Rudolf Freitag (* am 5.[1] oder 26. Februar[2][3] 1805 in Breslau; † 19. Mai 1890 in Danzig) war ein deutscher Bildhauer, Kunstsammler, Mitbegründer des Danziger Kunstmuseums.

Rudolf Freitag arbeitend an der Büste des Johannes Hevelius – Bild von Wilhelm August Stryowski 1870

Freitag war der Sohn eines Graveurs und Stempelschneiders, der ihn 1821 nach Wien in eine Ausbildung schickte.[2] 1825 ging er nach Italien und wurde in Rom Schüler von Bertel Thorvaldsen. Auf Vorschlag von Johann Karl Schultz kam Freitag 1844 nach Danzig und lehrte auch in der von Johann Karl Schultz gegründeten Kunstgewerbeschule. Freitag errichtete seine Bildhauerwerkstatt in der verlassenen Ruine des ehemaligen Franziskanerklosters. Er sammelte Werke des Danziger Kunsthandwerks, Gemälde, Stiche, Skulpturen, Danziger Möbel, Gitter, Griffe, Türklopfer, Schlüssel, Musikinstrumente, Porzellan, Fayencen, Militaria, Lampen und Münzen.sowie kuriose Mineralien und Pflanzen.

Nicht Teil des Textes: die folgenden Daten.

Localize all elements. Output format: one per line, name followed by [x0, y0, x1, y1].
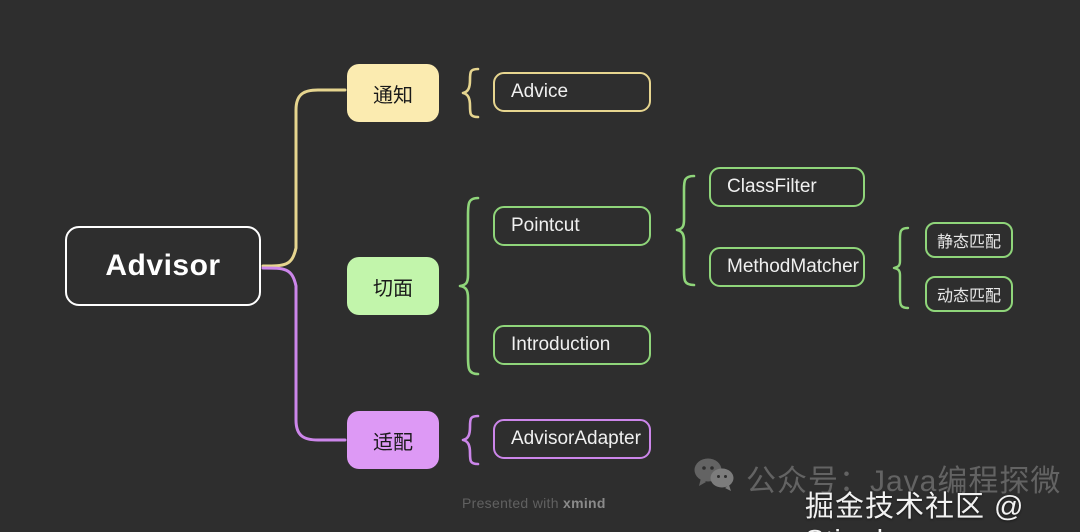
category-node-advice[interactable]: 通知 [347, 64, 439, 122]
node-static-matching[interactable]: 静态匹配 [925, 222, 1013, 258]
node-advice[interactable]: Advice [493, 72, 651, 112]
category-node-aspect[interactable]: 切面 [347, 257, 439, 315]
node-methodmatcher[interactable]: MethodMatcher [709, 247, 865, 287]
node-label-methodmatcher: MethodMatcher [727, 256, 859, 278]
node-label-introduction: Introduction [511, 334, 610, 356]
link-root-adapter [263, 268, 345, 440]
root-node[interactable]: Advisor [65, 226, 261, 306]
brace-adapter [463, 416, 478, 464]
wechat-icon [694, 457, 736, 499]
mindmap-canvas: Advisor 通知 切面 适配 Advice Pointcut Introdu… [0, 0, 1080, 532]
brace-aspect [460, 198, 478, 374]
xmind-credit-prefix: Presented with [462, 495, 563, 511]
node-label-dynamic-matching: 动态匹配 [937, 282, 1001, 306]
watermark-juejin: 掘金技术社区 @ Stimd [805, 483, 1080, 532]
node-label-classfilter: ClassFilter [727, 176, 817, 198]
brace-advice [463, 69, 478, 117]
node-label-pointcut: Pointcut [511, 215, 580, 237]
node-label-advice: Advice [511, 81, 568, 103]
category-label-advice: 通知 [373, 79, 413, 108]
node-introduction[interactable]: Introduction [493, 325, 651, 365]
category-label-aspect: 切面 [373, 272, 413, 301]
node-classfilter[interactable]: ClassFilter [709, 167, 865, 207]
node-dynamic-matching[interactable]: 动态匹配 [925, 276, 1013, 312]
node-pointcut[interactable]: Pointcut [493, 206, 651, 246]
xmind-brand: xmind [563, 495, 606, 511]
root-node-label: Advisor [105, 249, 220, 283]
category-label-adapter: 适配 [373, 426, 413, 455]
brace-methodmatcher [894, 228, 908, 308]
category-node-adapter[interactable]: 适配 [347, 411, 439, 469]
node-label-advisoradapter: AdvisorAdapter [511, 428, 641, 450]
xmind-credit: Presented with xmind [462, 495, 606, 511]
node-label-static-matching: 静态匹配 [937, 228, 1001, 252]
brace-pointcut [677, 176, 694, 285]
link-root-advice [263, 90, 345, 266]
node-advisoradapter[interactable]: AdvisorAdapter [493, 419, 651, 459]
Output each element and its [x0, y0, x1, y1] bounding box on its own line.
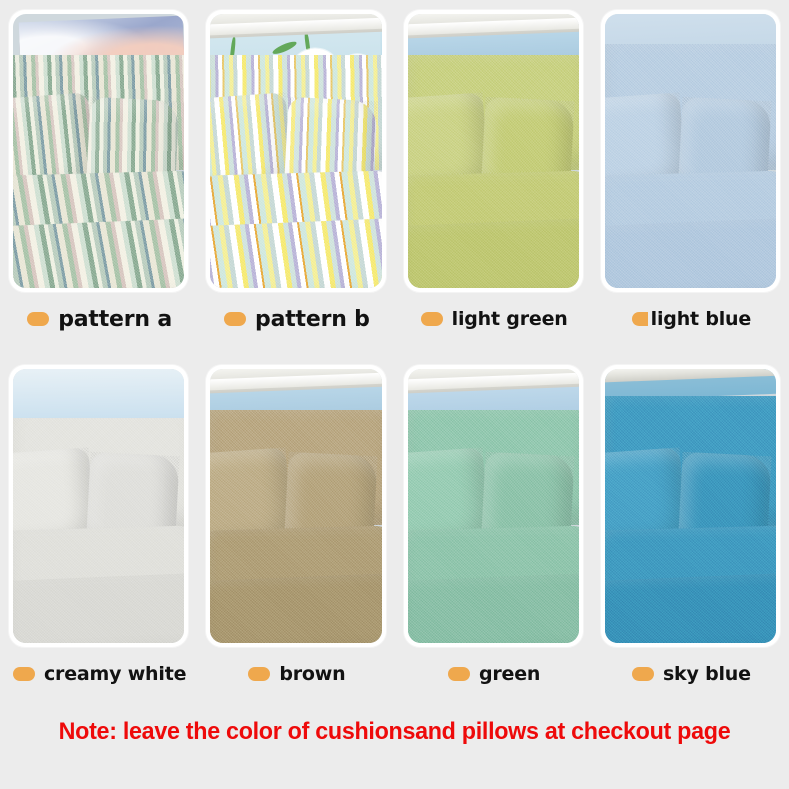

In der Zeitschrift Neue Preußische Provinzial-Blätter veröffentlichte er eine Liste seiner Sammlungen.

König Friedrich Wilhelm IV. übertrug 1855 die Eigentumsrechte am Klostergebäude der Stadt und gleichzeitig überließ er Freitag die alleinige Verfügung über das Kloster.

Dank der Spende des 1868 verstorbenen Kaufmanns Karl Gottfried Klose wurde die Ruine im neugotischen Stil wiederaufgebaut.[4] 1870 wurde das Städtische Museum offiziell gegründet und am 1. März 1873 feierlich eröffnet.